Why you should be supporting your local athletes
Alex Lee delves into the benefits of watching amateur sports as a more sustainable and intimate alternative to professional sports
As someone who used to spend extensive amounts of time watching professional sports, I have recently felt increasingly uneasy about my enthusiasm for prominent sporting events. Admittedly, a lot of the short-form media I consume is still made up of elite athletes running at speeds I can hardly comprehend, aesthetic rowing reels featuring international rowers, or just some sort of elite sports highlight. However, the days when I would spend entire weekends watching Six Nations rugby and maintain an active interest in professional sports are over. Now, you’re more likely to find me on the bank of the Cam waiting to spot the next Corpus boat race.
“Professional sports do not exist in a realm independent from considerations of environmental justice”
In treating sports as a form of escapism, they can easily avoid accountability from very real issues. Professional sports do not exist in a realm independent from considerations of environmental justice, yet people too easily turn a blind eye towards these. One such consideration is frequent flight, which often slips under our noses in the context of the sporting industry. The 2024 calendar is completely packed with professional sporting events across the globe: 24 F1 races, 15 Diamond League athletics meets, 19 ATP and WTA 1000 tennis tournaments – the list goes on. As a result, professional athletes are constantly travelling by air to their next venue with minimal pushback. While we drink from paper straws, they are flying dozens of times a year to attend competitions.
Not only do constant international competitions require athletes to travel long distances ridiculously frequently, but they take away from the uniqueness of the big competitions – the World Cups, World Championships and Olympics of the sporting world. I do not wish to see the decline of these special occasions, as they encapsulate what international sporting events should be. However, bringing together the best athletes from across the world to compete on a special occasion loses its niche if these very same athletes are already competing against each other every other week and racking up air mileage while doing so.
The sad reality is that the professional sports industry, in its current state, encourages excessive consumption without accountability, which sports enthusiasts should be more aware of.
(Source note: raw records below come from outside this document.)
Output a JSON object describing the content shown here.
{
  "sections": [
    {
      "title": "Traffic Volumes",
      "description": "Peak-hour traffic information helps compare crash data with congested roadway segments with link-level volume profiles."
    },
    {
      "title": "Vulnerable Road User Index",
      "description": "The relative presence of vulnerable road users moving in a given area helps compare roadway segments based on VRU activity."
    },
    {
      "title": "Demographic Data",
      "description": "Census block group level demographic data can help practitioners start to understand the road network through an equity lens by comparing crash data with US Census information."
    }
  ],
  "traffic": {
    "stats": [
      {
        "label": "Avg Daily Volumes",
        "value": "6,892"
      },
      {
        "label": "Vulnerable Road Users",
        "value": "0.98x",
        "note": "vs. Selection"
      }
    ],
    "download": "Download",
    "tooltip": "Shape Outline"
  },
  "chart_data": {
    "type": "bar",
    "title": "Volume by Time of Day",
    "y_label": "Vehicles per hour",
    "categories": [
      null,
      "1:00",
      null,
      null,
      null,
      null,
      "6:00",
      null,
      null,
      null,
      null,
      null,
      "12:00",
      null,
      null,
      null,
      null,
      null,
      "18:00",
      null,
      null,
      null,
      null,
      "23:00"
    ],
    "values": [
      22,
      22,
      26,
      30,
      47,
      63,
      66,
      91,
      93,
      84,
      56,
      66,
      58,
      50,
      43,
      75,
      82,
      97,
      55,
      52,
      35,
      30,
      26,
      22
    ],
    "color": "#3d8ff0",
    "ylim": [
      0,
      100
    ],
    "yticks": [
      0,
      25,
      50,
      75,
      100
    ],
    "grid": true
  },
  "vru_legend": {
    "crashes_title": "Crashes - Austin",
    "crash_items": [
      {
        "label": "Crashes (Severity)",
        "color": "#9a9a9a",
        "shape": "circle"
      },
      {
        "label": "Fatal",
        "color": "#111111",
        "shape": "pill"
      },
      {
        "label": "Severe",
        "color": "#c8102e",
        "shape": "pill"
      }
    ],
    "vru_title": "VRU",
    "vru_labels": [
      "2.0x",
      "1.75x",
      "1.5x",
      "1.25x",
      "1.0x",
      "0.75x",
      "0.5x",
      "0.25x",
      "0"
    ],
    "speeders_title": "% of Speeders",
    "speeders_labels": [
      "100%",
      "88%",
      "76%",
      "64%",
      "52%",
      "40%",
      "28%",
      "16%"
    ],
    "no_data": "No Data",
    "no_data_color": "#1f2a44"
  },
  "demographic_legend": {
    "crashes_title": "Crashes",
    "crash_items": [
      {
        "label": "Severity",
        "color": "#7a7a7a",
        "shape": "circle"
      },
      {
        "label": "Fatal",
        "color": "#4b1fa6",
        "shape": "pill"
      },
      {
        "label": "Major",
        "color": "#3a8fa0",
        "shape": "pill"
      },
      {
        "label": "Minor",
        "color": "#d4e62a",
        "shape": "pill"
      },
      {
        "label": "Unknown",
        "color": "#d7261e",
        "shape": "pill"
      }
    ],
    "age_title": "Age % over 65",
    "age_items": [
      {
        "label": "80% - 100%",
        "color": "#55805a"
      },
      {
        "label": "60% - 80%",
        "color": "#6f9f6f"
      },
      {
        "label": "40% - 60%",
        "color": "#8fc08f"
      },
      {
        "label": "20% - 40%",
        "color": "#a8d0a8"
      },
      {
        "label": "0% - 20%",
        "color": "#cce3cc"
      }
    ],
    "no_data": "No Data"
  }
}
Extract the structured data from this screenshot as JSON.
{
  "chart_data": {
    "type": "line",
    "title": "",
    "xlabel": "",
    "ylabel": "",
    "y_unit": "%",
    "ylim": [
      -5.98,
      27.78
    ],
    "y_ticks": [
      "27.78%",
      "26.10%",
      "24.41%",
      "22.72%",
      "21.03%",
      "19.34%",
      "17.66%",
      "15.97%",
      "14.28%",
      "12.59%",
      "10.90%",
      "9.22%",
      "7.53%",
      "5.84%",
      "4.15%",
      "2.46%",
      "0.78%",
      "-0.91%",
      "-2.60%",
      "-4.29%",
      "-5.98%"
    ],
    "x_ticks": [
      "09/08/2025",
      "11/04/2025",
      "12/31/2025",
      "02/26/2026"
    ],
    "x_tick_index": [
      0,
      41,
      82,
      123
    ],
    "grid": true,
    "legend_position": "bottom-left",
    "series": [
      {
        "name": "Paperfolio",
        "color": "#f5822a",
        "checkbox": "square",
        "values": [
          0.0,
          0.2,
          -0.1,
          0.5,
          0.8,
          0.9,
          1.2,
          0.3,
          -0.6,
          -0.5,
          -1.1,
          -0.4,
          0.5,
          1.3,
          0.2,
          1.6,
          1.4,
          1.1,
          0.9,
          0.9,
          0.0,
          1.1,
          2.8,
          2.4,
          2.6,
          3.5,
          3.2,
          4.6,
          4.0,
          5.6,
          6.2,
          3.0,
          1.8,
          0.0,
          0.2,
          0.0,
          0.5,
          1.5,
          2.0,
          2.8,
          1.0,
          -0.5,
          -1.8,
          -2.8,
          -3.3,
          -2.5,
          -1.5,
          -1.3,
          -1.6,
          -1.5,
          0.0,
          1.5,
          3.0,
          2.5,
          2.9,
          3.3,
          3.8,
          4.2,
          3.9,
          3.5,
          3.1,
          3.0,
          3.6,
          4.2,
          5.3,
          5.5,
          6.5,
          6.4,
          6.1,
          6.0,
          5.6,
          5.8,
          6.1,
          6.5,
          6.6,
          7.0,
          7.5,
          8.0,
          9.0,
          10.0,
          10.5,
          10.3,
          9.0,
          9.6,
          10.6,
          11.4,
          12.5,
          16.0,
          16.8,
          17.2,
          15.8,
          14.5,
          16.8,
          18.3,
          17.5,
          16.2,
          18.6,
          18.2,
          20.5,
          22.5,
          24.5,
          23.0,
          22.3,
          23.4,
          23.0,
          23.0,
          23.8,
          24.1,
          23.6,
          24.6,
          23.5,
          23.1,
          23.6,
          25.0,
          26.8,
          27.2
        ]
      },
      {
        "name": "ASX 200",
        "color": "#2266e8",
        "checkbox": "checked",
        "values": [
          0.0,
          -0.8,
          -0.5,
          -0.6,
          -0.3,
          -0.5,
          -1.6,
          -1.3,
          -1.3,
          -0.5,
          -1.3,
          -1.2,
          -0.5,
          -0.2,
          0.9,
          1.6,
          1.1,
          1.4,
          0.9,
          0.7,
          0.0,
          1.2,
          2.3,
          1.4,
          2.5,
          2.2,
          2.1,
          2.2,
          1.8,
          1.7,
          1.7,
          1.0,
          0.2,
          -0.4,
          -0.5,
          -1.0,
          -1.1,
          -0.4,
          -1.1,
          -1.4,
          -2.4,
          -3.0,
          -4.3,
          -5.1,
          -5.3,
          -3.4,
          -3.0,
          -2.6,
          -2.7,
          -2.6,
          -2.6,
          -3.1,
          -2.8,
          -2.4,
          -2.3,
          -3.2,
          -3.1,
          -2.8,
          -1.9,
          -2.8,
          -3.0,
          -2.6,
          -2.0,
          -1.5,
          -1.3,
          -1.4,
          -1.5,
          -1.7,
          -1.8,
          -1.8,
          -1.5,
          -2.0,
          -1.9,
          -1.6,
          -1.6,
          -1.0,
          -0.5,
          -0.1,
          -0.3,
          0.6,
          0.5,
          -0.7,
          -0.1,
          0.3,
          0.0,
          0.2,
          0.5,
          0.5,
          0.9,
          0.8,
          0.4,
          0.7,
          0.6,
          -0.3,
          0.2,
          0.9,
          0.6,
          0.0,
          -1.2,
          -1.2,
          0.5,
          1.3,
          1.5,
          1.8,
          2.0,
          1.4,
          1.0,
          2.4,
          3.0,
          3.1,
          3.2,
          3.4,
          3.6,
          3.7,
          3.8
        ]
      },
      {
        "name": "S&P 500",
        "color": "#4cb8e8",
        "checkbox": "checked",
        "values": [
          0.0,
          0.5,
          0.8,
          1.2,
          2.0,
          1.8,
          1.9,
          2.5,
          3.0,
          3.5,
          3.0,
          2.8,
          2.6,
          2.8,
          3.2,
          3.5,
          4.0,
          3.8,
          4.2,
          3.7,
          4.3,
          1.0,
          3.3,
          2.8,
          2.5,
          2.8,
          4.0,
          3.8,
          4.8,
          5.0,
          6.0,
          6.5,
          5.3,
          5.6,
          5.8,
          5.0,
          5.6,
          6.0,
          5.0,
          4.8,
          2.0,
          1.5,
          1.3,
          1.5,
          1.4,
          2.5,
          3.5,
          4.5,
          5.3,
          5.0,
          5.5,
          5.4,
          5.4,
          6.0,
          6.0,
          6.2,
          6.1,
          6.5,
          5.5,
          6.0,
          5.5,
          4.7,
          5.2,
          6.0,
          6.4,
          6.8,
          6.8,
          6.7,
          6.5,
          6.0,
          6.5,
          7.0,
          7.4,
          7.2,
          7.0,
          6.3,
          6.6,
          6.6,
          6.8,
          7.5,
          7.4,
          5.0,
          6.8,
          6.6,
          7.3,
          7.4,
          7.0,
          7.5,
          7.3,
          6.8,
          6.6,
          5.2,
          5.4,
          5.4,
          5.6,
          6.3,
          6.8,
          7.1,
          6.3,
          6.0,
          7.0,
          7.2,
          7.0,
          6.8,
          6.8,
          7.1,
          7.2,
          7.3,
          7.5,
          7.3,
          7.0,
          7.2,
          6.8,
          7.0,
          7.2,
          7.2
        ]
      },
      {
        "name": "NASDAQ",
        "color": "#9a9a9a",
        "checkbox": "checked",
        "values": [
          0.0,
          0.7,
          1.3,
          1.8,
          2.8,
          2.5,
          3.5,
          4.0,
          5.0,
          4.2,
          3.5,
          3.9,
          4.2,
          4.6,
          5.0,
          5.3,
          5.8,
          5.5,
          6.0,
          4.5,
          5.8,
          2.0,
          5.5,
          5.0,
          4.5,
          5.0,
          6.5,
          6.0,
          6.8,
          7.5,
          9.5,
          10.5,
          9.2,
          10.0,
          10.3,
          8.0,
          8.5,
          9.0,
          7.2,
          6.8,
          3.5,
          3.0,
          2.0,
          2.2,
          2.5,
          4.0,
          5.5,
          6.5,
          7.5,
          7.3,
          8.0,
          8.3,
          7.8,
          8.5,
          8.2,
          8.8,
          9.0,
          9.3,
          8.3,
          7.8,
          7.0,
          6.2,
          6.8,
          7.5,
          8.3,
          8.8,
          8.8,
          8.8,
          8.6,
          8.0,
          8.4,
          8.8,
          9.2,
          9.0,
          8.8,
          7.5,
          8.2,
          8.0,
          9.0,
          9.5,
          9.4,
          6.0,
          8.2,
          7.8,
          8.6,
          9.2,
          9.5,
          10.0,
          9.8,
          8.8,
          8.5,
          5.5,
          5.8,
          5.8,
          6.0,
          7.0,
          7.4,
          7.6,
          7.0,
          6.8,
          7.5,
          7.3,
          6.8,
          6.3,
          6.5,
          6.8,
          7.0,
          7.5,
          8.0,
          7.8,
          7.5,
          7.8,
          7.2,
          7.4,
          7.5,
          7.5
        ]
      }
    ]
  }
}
On the bright side, the solution is remarkably simple – watching more amateur sports instead. Whether it’s through a university, college or local sports club, there are countless opportunities to watch sporting events without the flaws of professional sports. The UK boasts around 150,000 grassroots sports clubs and Cambridge University alone offers over 70 different sports, many of which hold frequent home fixtures. To top this off, amateur sports are (almost) always free to watch.
“Amateur sports are often highly competitive and can make a nail-biting watch”
What then do you have to lose by taking some time out of your day to watch a local sports match instead of one which is televised? The standard will undeniably be lower, but does that really matter? Watching football teams park the bus or rugby players play kick tennis can make you realise that there is nothing inherently thrilling about a sport being played at an elite level. At the same time, amateur sports are often highly competitive and can make a nail-biting watch. One could even speculate that if more people watched and got involved with grassroots sports, the quality would substantially improve as a result.
Amateur, grassroots sports provide sports enthusiasts with an opportunity to engage with their friends and community. It is quite perplexing that many people are so willing to watch athletes they will never interact with on screens, while refusing to watch their own friends or community take part in the exact same sport. There is a certain intimacy to watching your local team from up close and cheering on your friends from the side which simply cannot be replicated dozens of rows up in a stand or on TV.
Although amateur athletes compete more for their own enjoyment and less for external validation, a show of support for their work is never a bad thing. I have always felt pleasantly surprised whenever the audience for my very amateur sports endeavours has consisted of more than just that one teammate’s committed parents (whose attendance we are grateful for) and the odd dog-walker. A special kind of appreciation is reserved for those who endure the elements to come and watch your team get embarrassed for the seventh week in a row.